Upon telling them about my decision I was greeted with “concerned” words like — “Dude did you forget your stutter? You know you’re gonna make a fool of yourself right?”
After I quit my sales job I decided to move to Barcelona in order to see the world. Some of my friends made it clear I was making a mistake.
Upon telling them about my plans I was greeted with “caring” words like — “Have you considered how stupid you’re going to feel when after a few months you have to move back home to nothing?”
After my wife and I started a family I decided to start publishing some of the articles I was writing online. Some of my friends made it clear I was making a mistake.
Upon showing them my work I was greeted with “supportive” words like — “This is hilarious. People love embarrassing stories.”
I wish I could sit here today and say my friends were wrong. But they weren’t.
When I started my sales job for the first few months I did make a fool of myself. Some days I had a hard time even getting my name out when calling a potential client — I have an especially hard time with words that begin with the letter “M” and go figure my name is Mike.
However, within six months I was embarrassing everyone else on the sales floor because they were getting their asses whopped by a kid who stuttered (turns out there is real power in listening). Later that year I was promoted to sales manager where I went on to lead teams and train all new hires.
This decision to make a fool out of myself ultimately provided me with the tools to be a coach today — a job I was meant to do.
When I moved to Barcelona for the first few months I did embarrass myself. Some days I called my mom in tears complaining to her that I was lonely and the money I had saved would soon run out if I couldn’t find a job.
However, within six months I was teaching English to multinational companies and giving business seminars to government agencies — despite everyone telling me it was impossible without having European working papers. Later that year I walked into a company to give a talk and laid eyes on the most beautiful girl in the world.
This decision to feel stupid ultimately led me to the woman of my dreams, along with the privilege of being the proud dad to two cool little boys — a job I was meant to do.
When I began writing online for the first few months I did embarrass myself. Some days I shared some stories which cast me in a bad light. And I made loads of mistakes.
However, within six months my work was being read by hundreds of thousands of people and I was receiving supportive messages from people all over the world. Later that year my name appeared in half a dozen business publications with seven-digit followings — opening the door to build friendships with people I previously admired only from afar.
This decision to embarrass myself ultimately led me to discovering a real passion in writing — a job I was meant to do.
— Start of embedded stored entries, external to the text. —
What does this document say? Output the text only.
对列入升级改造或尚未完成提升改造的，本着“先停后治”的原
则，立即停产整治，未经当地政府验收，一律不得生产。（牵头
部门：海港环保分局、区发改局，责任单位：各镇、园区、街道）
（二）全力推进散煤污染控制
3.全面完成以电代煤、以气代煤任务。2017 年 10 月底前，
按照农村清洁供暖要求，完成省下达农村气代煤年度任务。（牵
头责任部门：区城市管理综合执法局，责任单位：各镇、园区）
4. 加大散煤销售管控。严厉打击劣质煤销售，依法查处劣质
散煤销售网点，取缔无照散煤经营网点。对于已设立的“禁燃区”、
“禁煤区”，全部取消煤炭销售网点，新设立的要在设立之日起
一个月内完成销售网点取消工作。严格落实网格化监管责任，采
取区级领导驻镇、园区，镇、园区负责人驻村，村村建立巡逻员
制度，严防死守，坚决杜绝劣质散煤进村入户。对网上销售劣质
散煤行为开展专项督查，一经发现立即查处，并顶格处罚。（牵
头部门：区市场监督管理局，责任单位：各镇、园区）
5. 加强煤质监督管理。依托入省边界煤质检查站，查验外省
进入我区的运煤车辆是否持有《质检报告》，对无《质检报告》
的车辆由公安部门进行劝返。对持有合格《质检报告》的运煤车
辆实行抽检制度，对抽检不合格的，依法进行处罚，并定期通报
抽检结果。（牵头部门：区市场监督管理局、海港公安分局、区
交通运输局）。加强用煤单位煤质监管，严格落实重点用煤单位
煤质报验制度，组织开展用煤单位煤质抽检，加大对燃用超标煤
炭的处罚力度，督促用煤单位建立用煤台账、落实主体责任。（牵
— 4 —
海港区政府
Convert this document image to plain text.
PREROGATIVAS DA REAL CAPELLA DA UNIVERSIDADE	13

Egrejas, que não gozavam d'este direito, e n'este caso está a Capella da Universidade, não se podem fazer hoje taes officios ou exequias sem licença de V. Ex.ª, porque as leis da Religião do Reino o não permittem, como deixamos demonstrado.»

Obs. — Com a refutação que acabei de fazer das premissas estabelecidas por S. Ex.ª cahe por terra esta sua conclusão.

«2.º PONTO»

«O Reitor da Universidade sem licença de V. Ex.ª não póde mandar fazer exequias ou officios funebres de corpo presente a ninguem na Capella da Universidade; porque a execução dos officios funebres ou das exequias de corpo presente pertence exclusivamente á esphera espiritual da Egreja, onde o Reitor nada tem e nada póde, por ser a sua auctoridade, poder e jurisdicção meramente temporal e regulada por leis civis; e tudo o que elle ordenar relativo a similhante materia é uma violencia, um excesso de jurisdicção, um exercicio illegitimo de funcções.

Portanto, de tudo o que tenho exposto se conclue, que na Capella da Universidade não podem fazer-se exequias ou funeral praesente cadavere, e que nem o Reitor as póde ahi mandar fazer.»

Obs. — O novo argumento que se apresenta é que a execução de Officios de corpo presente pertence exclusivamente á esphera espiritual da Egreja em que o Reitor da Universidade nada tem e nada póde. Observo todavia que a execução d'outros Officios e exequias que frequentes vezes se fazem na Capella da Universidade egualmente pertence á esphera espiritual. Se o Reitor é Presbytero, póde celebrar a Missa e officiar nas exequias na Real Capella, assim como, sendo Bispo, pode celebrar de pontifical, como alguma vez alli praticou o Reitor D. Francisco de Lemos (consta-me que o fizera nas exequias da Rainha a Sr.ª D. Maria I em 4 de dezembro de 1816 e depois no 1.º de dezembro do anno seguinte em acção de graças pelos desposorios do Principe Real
The world is full of advice regarding how to create the career and life of your dreams.
My answer is simple: if you want to do something but people are telling you that you’ll embarrass yourself — forget what they say and do it anyway.
Sure you may make a fool of yourself — but I don’t know about you but I’d rather get beaten on the field than shrivel up on the sidelines.
We get one shot at this life and if I have learned anything over the last 40 years it is that nothing worth having comes cheap.
So go out into the world and embarrass the hell out of yourself.
You may just find it leads you to the life you were meant to live.